La strada è stata avviata. Del resto, in virtù di «precise direttive del ministro dell’Economia - evidenzia ancora il direttore - nell’ambito dell’atto di indirizzo per il conseguimento degli obiettivi di politica fiscale, le Agenzie stanno contribuendo, seppur gradualmente, ai depositi telematici sia in primo grado sia in appello». Per Sirianni , poi, «è auspicabile che quanto prima il legislatore preveda l’obbligatorietà del processo tributario telematico, anche per superare i problemi attuali di cogestione di fascicoli cartacei e telematici dovuti alla facoltatività del deposito telematico». Naturalmente, come sempre in Italia, bisognerà anche superare le disomogeneità a livello territoriale. Ci sono Ctr come quella del Lazio in cui le percentuali di documenti dematerializzati toccano quasi il 40% mentre tra le provinciali svettano Asti (77,2%) e Bologna (60%).
I correttivi secondo i professionisti
Dal canto loro, anche i professionisti propongono un menù di possibili miglioramenti. «Una delle criticità del processo telematico tributario - sottolinea Antonio Damascelli, presidente dell’Unione nazionale delle camere degli avvocati tributaristi (Uncat) - è proprio legata al fatto che a fronte di un elevato ricorso al cartaceo da parte dei ricorrenti, gli uffici si costituiscono e notificano gli atti per via telematica». Questo doppio binario comporta, dunque, che quando il contribuente accede al fascicolo, ad esempio per ritirare le controdeduzioni, non le trova in formato cartaceo, perché l’atto è stato redatto online, e deve quindi farne richiesta. «Peraltro - continua Damascelli - manca una prassi univoca tra le commissioni sulla marca da applicare eventualmente alla copia dell’atto telematico che il contribuente chiede di ritirare in forma cartacea: senza un’indicazione valida per tutti, è una scelta rimessa alla discrezione delle singole segreterie».
In sostanza, la richiesta è quella di una “clausola di salvaguardia” in caso di disservizi sulla spedizione o ricezione degli atti che avesse effetto sulla loro validità o ammissibilità.
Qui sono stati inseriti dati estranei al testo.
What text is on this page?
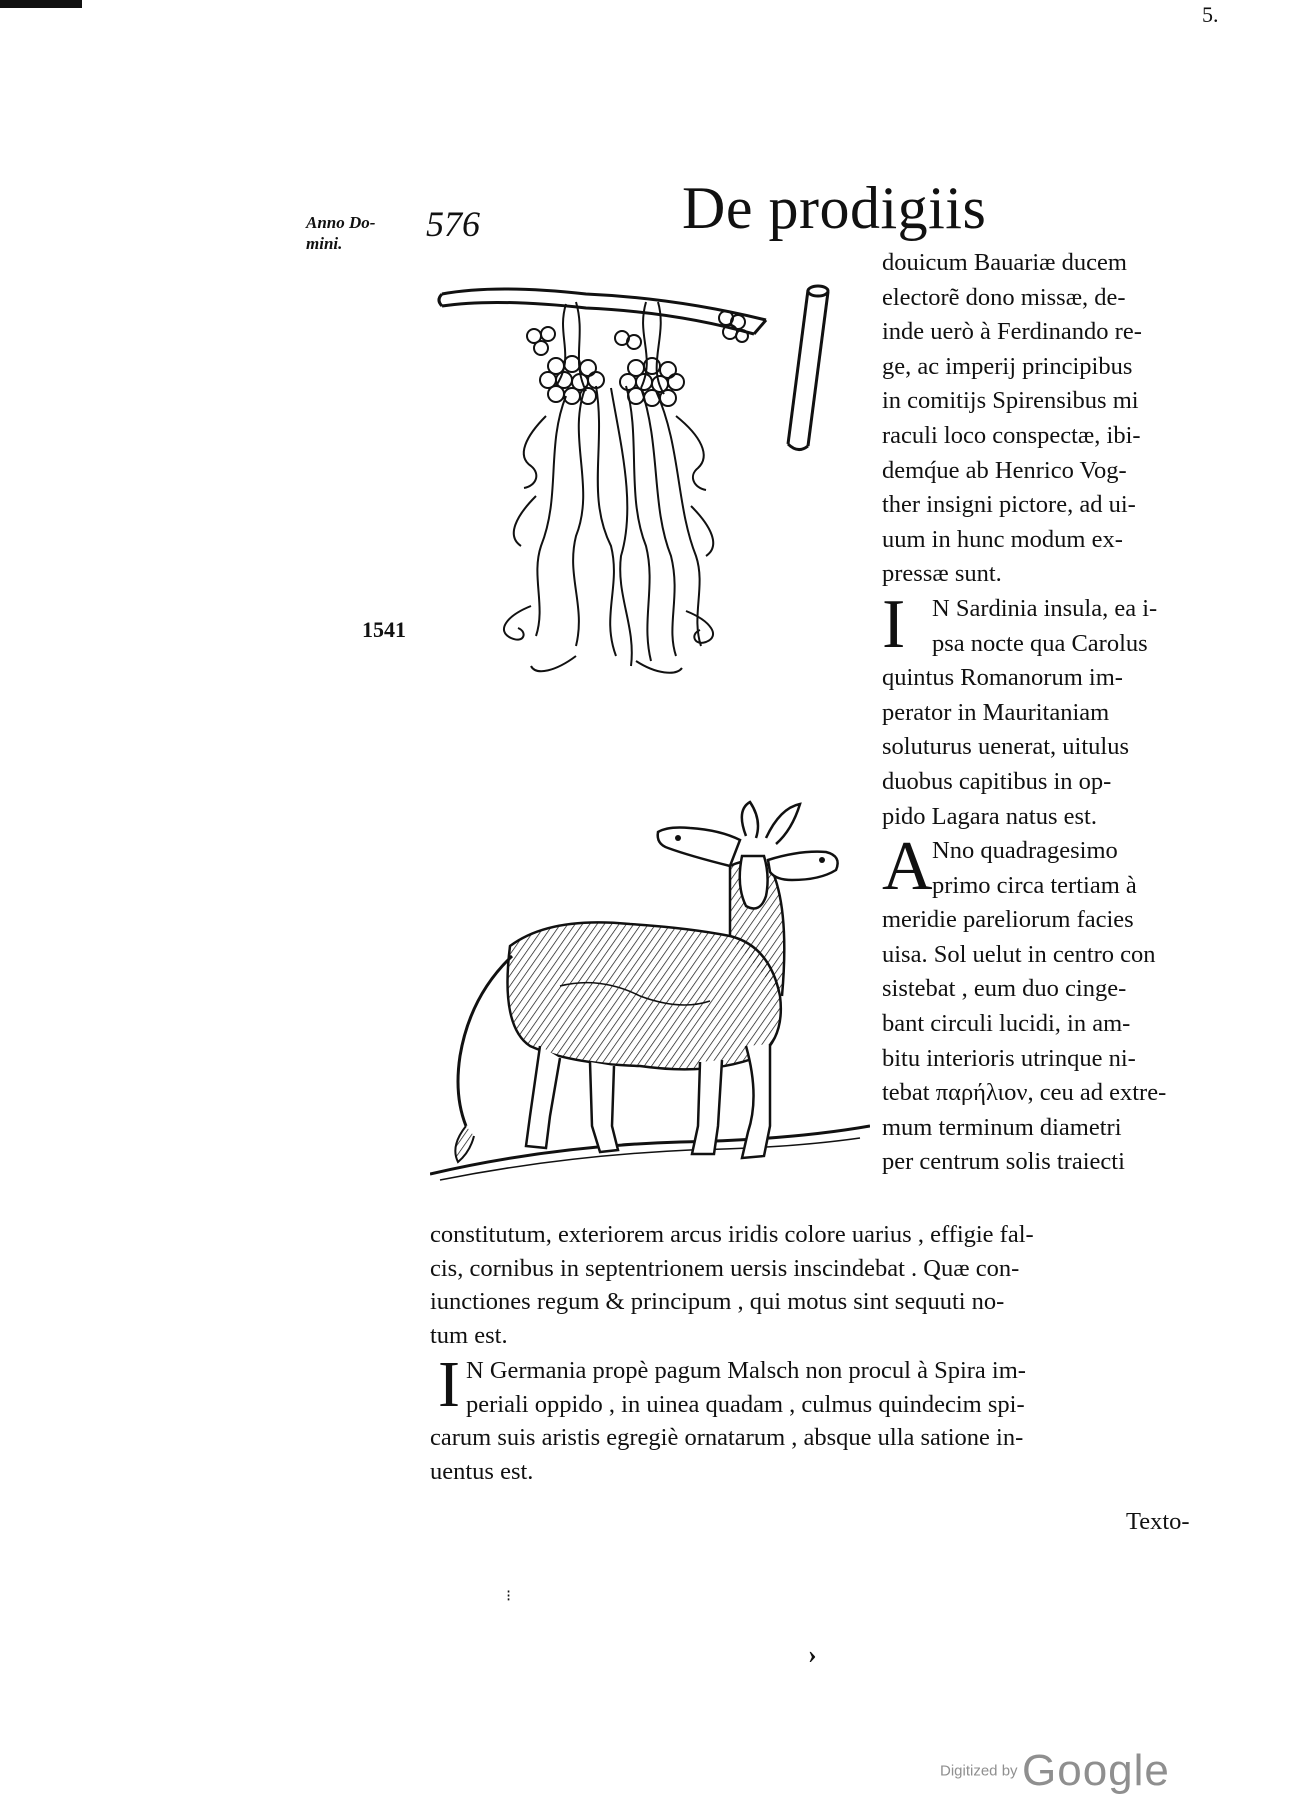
5.
Anno Do-
mini.	576	De prodigiis
1541
douicum Bauariæ ducem
electorẽ dono missæ, de-
inde uerò à Ferdinando re-
ge, ac imperij principibus
in comitijs Spirensibus mi
raculi loco conspectæ, ibi-
demq́ue ab Henrico Vog-
ther insigni pictore, ad ui-
uum in hunc modum ex-
pressæ sunt.
I	N Sardinia insula, ea i-
psa nocte qua Carolus
quintus Romanorum im-
perator in Mauritaniam
soluturus uenerat, uitulus
duobus capitibus in op-
pido Lagara natus est.
A Nno quadragesimo
primo circa tertiam à
meridie pareliorum facies
uisa. Sol uelut in centro con
sistebat , eum duo cinge-
bant circuli lucidi, in am-
bitu interioris utrinque ni-
tebat παρήλιον, ceu ad extre-
mum terminum diametri
per centrum solis traiecti
constitutum, exteriorem arcus iridis colore uarius , effigie fal-
cis, cornibus in septentrionem uersis inscindebat . Quæ con-
iunctiones regum & principum , qui motus sint sequuti no-
tum est.
I N Germania propè pagum Malsch non procul à Spira im-
periali oppido , in uinea quadam , culmus quindecim spi-
carum suis aristis egregiè ornatarum , absque ulla satione in-
uentus est.
Texto-
⁝
›
Digitized by Google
Come nel procedimento tradizionale è prevista la remissione in termini, secondo i professionisti servirebbe una regola dello stesso tenore anche per chi ricorre al canale telematico. «Soprattutto in vista della futura obbligatorietà del processo tributario telematico - spiega Achille Coppola, segretario del Consiglio nazionale dei dottori commercialisti e degli esperti contabili - servirebbe una norma che consenta la possibilità di integrare la documentazione e di riparare a eventuali vizi nell’inoltro dei ricorsi. Potrebbe essere una salvaguardia valida per sei mesi o un anno, in modo da analizzare le criticità e favorire la transizione al nuovo sistema».